Toutes les femmes avaient disparu, toutes les femmes, et tous les hommes avaient disparu, et les enfants, chaque visage: il ne restait que les loups, et les dents, les ronces, les rocs, et les reptations – avec, au poing clos de chacun, le poids griffé des oiseaux de la nuit. Alors, avec leurs pattes et leurs griffes, ils ont frappé le sol et le sol suait de la poudre, il bondissait à la rencontre de leurs griffes sous les tapis, et j’ai regardé; ils ont bondi, et tourné, et glapi, ils ont roulé sur le sol et ils ont ahané dans l’accouplement et dans la lutte et dans le jeu, ils ont grondé, et montré des crocs, et mugi, et ululé, ils ont mordu – et je regardais. Tu ne me crois pas, tu ne m’entends pas, je le sais, mais je te dis: je le sais: j’ai vu danser les ours, et les loups, les lynx et les basilics, j’ai vu danser les vieilles présences ancestrales, les totems et les idoles animales, et chaque crainte du cœur d’homme, chaque terreur, et tous les masques, tous les mufles de la nuit. J’ai vu danser les dragons, et les ronces amères, et les roches amères, les roches bréhaignes qui jamais n’auront de fruit, et les tambours des sources secrètes, et les pattes velues, les griffes où court la veine bleue – toutes les choses autour de nous vivantes, le vent encore et la terreur qui naît du vent, et les feuillages fourmillants, chaque pierre, et l’aragne, et la pluie qui ne vient pas sur la récolte qui tombe à genoux, et la moindre herbe, et la fleur crucifiée sur sa tige, et la lourdeur du bois qui blesse la branche, et l’oiseau sinistre dans son vol inverse avec l’homme en dessous du ventre à plumes, dans son trou, l’homme inachevé qui guette par l’ouverture de son trou le peuple entier des choses entières et, à sa dissemblance, achevées, et présentes et unanimes avec la vie entière, les vivants exacts, exactement emplis d’eux-mêmes d’un bord à l’autre de leurs pelages, de leurs plumages ou de leur écorces qui vibrent, qui croissent, qui chassent, qui voient, qui crient, et qui exultent, les yeux ouverts.

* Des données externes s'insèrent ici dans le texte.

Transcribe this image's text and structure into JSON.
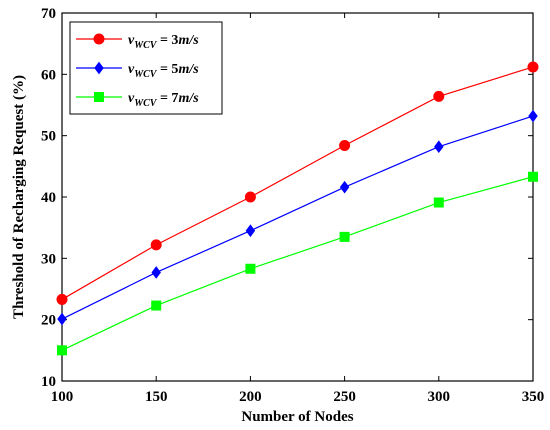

Puis – soudain, tous et chaque: ils ont lâché les oiseaux de la nuit. Alors, ils ont ouvert leurs griffes, ouvert leurs serres et leurs poings clos, ils en ont libéré la prise et j’ai vu, contre ma face entre ses deux ailes blanches, j’ai vu le regard même, et dilaté, de la nuit: cent fois deux fruits noirs, deux baies amères où gonfle la terreur sous sa peau de plumage blême, cent fois deux meurtrières dans la muraille de la nuit et, en leur fond, la présence même, et dilatée, de l’arc terrible et de la flèche terrible du vivant sans merci.